$1.14 Billion Spike Leads Daily Trading Volume as Arm Stock Falls Following Morgan Stanley Rating Cut
Market Overview
On April 10, 2026, Arm Holdings experienced a slight decrease in its share price, closing down 0.58%. Despite this dip, the stock saw a remarkable surge in trading activity, topping the charts for daily turnover with a volume of $1.14 billion—an increase of 43.59% from the previous day. This heightened liquidity points to intensified investor engagement and ongoing discussions about the company’s valuation prospects. The contrast between the substantial trading volume and the minor price drop signals a period of significant portfolio adjustments, as traders weighed recent analyst opinions against Arm’s operational achievements.
Major Influences
The main factor behind Arm’s volatility was a notable rating adjustment by Morgan Stanley, which moved its recommendation from "Overweight" to "Equal-weight." While Morgan Stanley acknowledged Arm’s crucial role in the AI infrastructure sector, it cautioned that the financial benefits from "agentic AI"—autonomous systems capable of complex tasks—may take longer to materialize than the market currently expects. Analysts highlighted that Arm’s technology is fundamental to powering these advanced systems, but anticipated increases in royalty revenue are likely to be realized over a longer timeframe. This perspective prompted investors to reconsider the balance between Arm’s ambitious AI initiatives and the risks involved in its shift toward developing proprietary data center chips.
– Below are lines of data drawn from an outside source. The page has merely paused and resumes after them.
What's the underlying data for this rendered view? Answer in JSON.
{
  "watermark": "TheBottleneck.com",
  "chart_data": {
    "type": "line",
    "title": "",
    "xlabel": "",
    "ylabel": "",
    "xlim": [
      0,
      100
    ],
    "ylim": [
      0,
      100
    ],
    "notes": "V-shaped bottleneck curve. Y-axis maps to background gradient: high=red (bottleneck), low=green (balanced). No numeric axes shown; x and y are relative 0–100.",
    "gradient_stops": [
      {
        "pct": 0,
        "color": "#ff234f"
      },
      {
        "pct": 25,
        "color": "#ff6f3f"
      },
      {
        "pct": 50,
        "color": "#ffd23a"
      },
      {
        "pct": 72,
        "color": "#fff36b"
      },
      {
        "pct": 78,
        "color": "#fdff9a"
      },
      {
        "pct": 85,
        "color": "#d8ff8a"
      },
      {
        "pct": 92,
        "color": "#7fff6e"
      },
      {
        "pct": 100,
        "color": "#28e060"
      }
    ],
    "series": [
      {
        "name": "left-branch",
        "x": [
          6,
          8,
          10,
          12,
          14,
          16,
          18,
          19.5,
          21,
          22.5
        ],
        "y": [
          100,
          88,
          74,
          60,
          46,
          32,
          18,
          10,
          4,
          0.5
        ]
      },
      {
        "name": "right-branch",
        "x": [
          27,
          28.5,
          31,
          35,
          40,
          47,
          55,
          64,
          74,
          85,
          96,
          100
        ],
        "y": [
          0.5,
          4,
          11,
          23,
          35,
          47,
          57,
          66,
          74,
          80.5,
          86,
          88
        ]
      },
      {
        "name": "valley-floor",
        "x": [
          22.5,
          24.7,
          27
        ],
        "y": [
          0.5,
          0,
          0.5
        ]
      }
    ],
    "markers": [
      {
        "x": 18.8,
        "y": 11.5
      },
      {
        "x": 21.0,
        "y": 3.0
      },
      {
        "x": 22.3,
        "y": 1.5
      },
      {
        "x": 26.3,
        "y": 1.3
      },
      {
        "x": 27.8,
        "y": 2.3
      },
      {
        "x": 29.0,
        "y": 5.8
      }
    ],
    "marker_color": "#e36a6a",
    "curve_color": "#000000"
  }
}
In spite of the downgrade, Morgan Stanley raised its price target for Arm from $135 to $150, recognizing the strategic direction of the company’s evolving business model. The move toward custom silicon design, especially among leading cloud providers, continues to strengthen Arm’s market position. However, analysts warned that transitioning from a licensing-only approach to chip development introduces new challenges, including execution risks, heightened competition, and cyclical uncertainties that could impact profit margins. This cautious outlook reflects a broader trend among Wall Street analysts, who are increasingly wary of a potential valuation bubble as tech giants invest heavily in AI infrastructure.
The market’s response is shaped by a blend of robust growth and rising operational expenses. Recent figures show Arm achieved 39% year-over-year revenue growth in the first quarter of fiscal 2025, with licensing revenue up 70% and royalty revenue rising 17%. The company reaffirmed its annual revenue guidance of $3.8–$4.1 billion, citing steady progress in sectors such as cloud computing, automotive, and smartphone royalties, which saw over 50% growth compared to the previous year. Innovations like the launch of Arm Ethos-U85 for Edge AI and projections that Arm-based PCs could capture 50% market share within five years highlight the company’s commitment to advancement. However, optimism is tempered by concerns about the timeline for monetizing agentic AI.
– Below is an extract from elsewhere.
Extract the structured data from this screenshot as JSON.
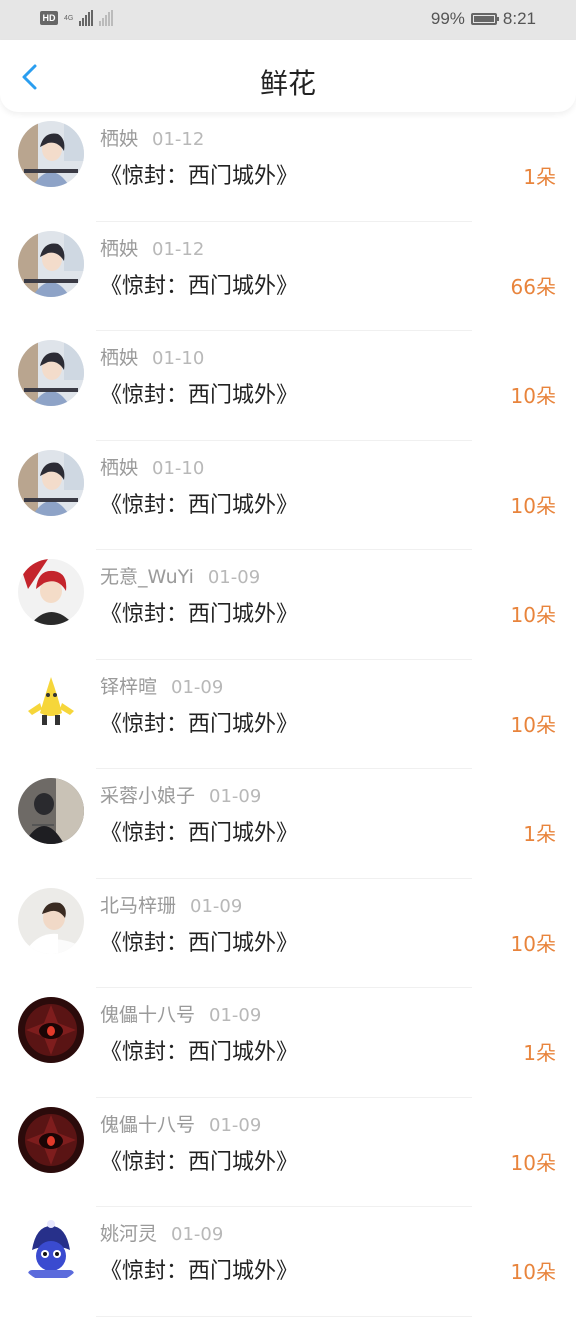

Investor sentiment is further complicated by diverging views on Arm’s valuation. Some highlight the company’s 39.70% total shareholder return over the past year as evidence of strong performance, while others raise questions about whether the stock is overvalued, noting fair value estimates around $39.16 per share versus a trading price near $149. This gap has prompted a reassessment of whether current prices accurately reflect future growth or are based on overly optimistic expectations. Additionally, Arm’s sequential revenue decline in the second quarter of 2025—the first after a period of sustained growth—has contributed to a more cautious outlook.
In summary, trading on April 10 illustrates a market undergoing adjustment. Investors are weighing Arm’s leadership in semiconductor IP against realistic timelines for revenue generation from emerging AI technologies. While Arm’s long-term prospects remain strong thanks to partnerships with industry leaders like Google and AWS, immediate market reactions reveal skepticism about the pace of royalty growth from agentic AI. As the industry adapts to these shifting dynamics, Arm’s stock performance indicates that, despite solid fundamentals, the journey toward fully capitalizing on the AI revolution will likely be gradual and complex.
Disclaimer: The content of this article solely reflects the author's opinion and does not represent the platform in any capacity. This article is not intended to serve as a reference for making investment decisions.